Two types of termites exist: dry-wood termites and subterranean termites.
As the names suggest, dry-wood termites will reside in wood structures as they continue to eat them as a source of food.
Subterranean termites, however, live under the ground and “commute” in tunnels (built of their own feces, saliva, and soil) that are distinguishable by their brown color.
They can be found through cracks in the foundation of homes, as well as around the base of the foundation
It is easy to tell the presence of termites from the presence of carpenter ants by examining the damaged wood.
For example, termites will leave behind feces and other debris in the hollowed-out tunnels that are created as they eat, while carpenter ants will smooth and clean out the tunnels for easier passage.
Similar to carpenter ants, a telltale sign of a large infestation is the presence of winged swarmers, the presence of which requires immediate action.
Immediate and Decisive Action
It is vital to inspect your wooden structures if you are concerned that an infestation may exist.
Given time unchecked, either of these insects is fully willing and capable of not only damage but also render the structure of your business or home irreparable.
As soon as you notice any type of damage that could be attributed to carpenter ants or termites, you must contact a pest control professional who specializes in termite and carpenter ant removal immediately.
If you delay, the problem will only worsen as they continue to expand throughout.
As any doctor would tell you, the best medicine is preventative medicine, as well as early detection of illness. The same holds true for termite and carpenter ant infestation.

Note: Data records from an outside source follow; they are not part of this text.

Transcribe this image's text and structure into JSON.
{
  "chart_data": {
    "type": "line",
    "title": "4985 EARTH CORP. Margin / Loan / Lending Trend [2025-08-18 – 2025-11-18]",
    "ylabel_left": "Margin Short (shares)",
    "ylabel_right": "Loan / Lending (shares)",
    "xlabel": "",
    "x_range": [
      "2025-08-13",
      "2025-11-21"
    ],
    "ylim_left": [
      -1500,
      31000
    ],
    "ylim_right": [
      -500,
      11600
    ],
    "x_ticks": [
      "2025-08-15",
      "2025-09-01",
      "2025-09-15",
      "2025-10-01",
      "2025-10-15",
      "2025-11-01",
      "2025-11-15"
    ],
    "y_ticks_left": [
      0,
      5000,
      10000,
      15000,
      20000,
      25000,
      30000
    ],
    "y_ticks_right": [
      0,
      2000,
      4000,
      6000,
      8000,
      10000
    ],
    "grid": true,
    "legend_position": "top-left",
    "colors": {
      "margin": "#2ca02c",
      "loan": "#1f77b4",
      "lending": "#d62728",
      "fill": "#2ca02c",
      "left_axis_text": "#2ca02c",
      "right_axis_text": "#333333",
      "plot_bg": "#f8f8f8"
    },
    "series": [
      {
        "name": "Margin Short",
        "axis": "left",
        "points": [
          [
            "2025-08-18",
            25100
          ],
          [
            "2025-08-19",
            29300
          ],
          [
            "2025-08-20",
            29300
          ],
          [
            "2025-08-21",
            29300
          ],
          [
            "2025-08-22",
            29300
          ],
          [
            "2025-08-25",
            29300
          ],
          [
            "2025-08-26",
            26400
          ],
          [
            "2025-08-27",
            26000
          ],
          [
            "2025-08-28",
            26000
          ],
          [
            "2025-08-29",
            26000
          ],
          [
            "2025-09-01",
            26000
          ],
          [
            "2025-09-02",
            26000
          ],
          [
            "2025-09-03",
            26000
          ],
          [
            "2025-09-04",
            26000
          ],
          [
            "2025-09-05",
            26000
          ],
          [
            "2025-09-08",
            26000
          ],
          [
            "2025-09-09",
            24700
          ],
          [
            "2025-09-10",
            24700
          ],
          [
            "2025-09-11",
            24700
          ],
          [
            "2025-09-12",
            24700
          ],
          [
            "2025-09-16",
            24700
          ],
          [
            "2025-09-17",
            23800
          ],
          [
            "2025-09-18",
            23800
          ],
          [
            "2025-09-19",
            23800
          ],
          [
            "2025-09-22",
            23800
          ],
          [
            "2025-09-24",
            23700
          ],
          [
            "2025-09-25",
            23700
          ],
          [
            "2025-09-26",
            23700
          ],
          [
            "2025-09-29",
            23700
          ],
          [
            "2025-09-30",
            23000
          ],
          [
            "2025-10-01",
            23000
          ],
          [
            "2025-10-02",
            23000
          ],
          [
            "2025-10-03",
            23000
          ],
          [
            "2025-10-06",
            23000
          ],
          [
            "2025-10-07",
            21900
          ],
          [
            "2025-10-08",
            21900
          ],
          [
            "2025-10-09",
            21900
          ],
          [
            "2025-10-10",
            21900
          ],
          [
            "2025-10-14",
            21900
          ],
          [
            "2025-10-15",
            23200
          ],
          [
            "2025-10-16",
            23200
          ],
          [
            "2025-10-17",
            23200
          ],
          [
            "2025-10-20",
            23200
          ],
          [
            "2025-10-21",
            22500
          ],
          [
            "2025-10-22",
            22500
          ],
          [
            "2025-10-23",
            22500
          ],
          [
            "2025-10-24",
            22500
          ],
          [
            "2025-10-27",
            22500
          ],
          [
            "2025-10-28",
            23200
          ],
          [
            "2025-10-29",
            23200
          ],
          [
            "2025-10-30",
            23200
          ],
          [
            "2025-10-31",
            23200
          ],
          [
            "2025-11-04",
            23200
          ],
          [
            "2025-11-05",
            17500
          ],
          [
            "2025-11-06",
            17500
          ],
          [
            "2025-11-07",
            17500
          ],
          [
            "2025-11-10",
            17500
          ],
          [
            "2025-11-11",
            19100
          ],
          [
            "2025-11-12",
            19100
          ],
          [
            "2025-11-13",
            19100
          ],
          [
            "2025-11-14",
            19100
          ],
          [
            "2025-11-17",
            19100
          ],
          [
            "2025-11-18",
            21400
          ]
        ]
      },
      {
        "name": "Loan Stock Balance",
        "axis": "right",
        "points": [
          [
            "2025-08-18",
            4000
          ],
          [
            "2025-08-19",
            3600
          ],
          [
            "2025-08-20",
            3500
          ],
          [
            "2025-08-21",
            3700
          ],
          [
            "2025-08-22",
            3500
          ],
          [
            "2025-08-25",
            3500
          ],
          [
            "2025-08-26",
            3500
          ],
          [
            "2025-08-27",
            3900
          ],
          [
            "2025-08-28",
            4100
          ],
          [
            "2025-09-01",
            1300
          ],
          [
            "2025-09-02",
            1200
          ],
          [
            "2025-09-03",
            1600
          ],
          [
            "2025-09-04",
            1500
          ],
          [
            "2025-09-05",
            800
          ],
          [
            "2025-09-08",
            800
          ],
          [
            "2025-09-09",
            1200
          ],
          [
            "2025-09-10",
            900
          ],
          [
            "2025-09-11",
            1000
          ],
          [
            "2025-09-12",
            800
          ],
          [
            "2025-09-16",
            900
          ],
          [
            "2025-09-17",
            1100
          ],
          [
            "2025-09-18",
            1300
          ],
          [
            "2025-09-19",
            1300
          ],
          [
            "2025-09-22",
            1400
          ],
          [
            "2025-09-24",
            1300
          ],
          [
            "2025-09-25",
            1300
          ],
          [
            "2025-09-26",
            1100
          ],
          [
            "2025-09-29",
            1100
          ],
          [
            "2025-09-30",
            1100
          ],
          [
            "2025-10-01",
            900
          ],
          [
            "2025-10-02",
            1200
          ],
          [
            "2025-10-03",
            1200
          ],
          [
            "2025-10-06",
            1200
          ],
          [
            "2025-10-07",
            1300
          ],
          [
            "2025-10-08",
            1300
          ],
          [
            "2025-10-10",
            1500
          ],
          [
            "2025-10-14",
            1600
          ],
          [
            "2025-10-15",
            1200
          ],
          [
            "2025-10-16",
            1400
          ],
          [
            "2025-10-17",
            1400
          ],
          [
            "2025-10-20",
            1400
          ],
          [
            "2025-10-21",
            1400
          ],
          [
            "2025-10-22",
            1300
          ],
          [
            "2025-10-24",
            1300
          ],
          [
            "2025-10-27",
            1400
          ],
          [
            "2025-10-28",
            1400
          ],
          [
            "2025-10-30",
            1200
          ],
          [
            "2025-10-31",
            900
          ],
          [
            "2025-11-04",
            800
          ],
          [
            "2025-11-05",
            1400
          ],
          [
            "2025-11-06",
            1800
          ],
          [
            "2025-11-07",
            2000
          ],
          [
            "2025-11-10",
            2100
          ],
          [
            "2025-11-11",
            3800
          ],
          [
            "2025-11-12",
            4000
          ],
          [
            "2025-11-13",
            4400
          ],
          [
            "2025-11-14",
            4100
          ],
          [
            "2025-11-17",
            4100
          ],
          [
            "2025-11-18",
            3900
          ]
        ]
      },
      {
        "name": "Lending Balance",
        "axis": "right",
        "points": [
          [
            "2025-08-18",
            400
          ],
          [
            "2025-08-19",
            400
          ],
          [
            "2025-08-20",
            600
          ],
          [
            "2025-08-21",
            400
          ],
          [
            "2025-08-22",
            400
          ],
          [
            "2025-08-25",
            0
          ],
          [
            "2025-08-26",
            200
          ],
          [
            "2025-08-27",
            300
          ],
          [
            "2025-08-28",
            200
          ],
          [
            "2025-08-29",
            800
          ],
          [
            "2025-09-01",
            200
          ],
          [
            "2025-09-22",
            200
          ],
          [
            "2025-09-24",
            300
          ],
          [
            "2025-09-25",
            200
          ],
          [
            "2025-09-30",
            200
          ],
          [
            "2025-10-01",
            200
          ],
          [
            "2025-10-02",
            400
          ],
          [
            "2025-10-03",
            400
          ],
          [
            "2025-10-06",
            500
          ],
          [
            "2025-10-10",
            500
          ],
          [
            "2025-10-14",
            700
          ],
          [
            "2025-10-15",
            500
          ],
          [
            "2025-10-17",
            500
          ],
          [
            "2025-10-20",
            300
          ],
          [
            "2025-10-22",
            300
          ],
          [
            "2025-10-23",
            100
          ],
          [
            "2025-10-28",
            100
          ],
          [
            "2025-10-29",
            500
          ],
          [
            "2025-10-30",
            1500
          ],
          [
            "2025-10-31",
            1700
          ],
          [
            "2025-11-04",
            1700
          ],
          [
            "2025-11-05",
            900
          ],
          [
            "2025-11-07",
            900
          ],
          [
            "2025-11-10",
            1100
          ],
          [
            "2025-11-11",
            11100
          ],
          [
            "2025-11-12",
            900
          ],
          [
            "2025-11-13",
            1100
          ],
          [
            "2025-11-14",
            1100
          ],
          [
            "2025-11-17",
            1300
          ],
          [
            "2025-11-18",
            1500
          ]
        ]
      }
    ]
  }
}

Preventing the problem from ever occurring in the first place will save you time, money, and surefire headaches. In order to do that, we also recommend contacting a pest control professional before a problem ever occurs.
Rather than waiting until you recognize an infestation that has reached the point of no return, schedule an appointment soon. They will visit your home or place of business to inspect your property, as well as provide measures of prevention and maintenance.
While you may be able to identify the damage after it has occurred, incurring losses in the process, a professional keen eye can stop an infestation from ever getting to that point.